Les champignons nuisibles causent d’énormes pertes agricoles. Les techniques conventionnelles pour les combattre impliquent l’utilisation de fongicides toxiques. Des chercheurs de l’Institut de technologie de Karlsruhe (KIT), en collaboration avec des partenaires allemands, français et suisses sur le projet DialogProTec, ont développé des alternatives respectueuses de l’environnement qui trompent la communication chimique des agents pathogènes avec les plantes. Maintenant que la recherche est terminée, la nouvelle technologie est prête à être utilisée.

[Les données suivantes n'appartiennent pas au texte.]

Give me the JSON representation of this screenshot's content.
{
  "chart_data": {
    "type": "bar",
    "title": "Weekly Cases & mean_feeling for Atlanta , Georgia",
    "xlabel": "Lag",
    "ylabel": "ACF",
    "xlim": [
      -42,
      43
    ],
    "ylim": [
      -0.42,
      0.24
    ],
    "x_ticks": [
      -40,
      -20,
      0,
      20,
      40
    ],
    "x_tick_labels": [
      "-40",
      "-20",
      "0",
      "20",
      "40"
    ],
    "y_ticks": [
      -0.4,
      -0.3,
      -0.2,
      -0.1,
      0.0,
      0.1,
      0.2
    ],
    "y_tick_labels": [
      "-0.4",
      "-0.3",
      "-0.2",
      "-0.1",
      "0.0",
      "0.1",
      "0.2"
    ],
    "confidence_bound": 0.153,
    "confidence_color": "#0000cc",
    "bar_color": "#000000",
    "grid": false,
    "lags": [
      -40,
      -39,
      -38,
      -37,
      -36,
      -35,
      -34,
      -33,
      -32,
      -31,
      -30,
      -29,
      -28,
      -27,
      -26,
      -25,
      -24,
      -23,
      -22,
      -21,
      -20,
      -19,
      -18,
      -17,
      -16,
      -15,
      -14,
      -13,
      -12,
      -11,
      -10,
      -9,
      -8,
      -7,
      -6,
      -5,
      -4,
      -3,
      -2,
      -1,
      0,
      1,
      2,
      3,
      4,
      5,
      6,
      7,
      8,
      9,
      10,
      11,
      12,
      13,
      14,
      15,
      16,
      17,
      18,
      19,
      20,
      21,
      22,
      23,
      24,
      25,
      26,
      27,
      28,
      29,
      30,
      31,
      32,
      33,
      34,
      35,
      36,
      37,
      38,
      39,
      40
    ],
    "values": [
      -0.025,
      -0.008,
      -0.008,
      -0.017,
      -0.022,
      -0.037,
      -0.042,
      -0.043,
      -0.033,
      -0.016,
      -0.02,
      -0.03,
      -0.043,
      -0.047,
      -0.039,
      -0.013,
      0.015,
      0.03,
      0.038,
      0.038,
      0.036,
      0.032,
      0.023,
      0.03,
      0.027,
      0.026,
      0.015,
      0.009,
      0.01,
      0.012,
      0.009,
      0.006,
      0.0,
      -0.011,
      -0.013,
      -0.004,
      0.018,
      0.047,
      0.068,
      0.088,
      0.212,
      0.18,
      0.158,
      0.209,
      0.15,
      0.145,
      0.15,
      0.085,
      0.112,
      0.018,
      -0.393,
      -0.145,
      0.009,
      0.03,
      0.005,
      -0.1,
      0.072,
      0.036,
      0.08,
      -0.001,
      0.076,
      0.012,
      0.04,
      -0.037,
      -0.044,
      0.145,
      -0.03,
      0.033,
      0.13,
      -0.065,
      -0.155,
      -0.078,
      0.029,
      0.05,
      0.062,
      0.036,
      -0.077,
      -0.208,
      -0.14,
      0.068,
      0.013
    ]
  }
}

D’abord, les feuilles brunissent, puis la vigne entière meurt. Une infection fongique appelée esca est une menace pour la production de vin en Europe et cause chaque année des millions de dommages aux viticulteurs. « Cette maladie est connue en Europe du Sud depuis le Moyen Âge, mais elle n’a jamais joué un rôle majeur », explique le Dr Alexandra Wolf de l’Institut botanique du KIT, qui coordonne le projet DialogProTec. « Mais à cause du changement climatique, le champignon rencontre maintenant de nombreuses plantes affaiblies par le stress climatique. »
La protection conventionnelle des plantes implique généralement l’utilisation de fongicides toxiques pour lutter contre les maladies fongiques comme l’esca. Dans DialogProTec, les chercheurs ont développé une toute nouvelle approche qui fonctionne sans aucune toxine dangereuse pour l’environnement. « Dans la nature, les organismes interagissent à l’aide de signaux chimiques. Nous avons pu identifier certains des signaux entre l’hôte et l’agent pathogène, et les manipuler », explique Wolf, qui ajoute que ce « biohack » est précis et efficace et a une empreinte écologique minimale.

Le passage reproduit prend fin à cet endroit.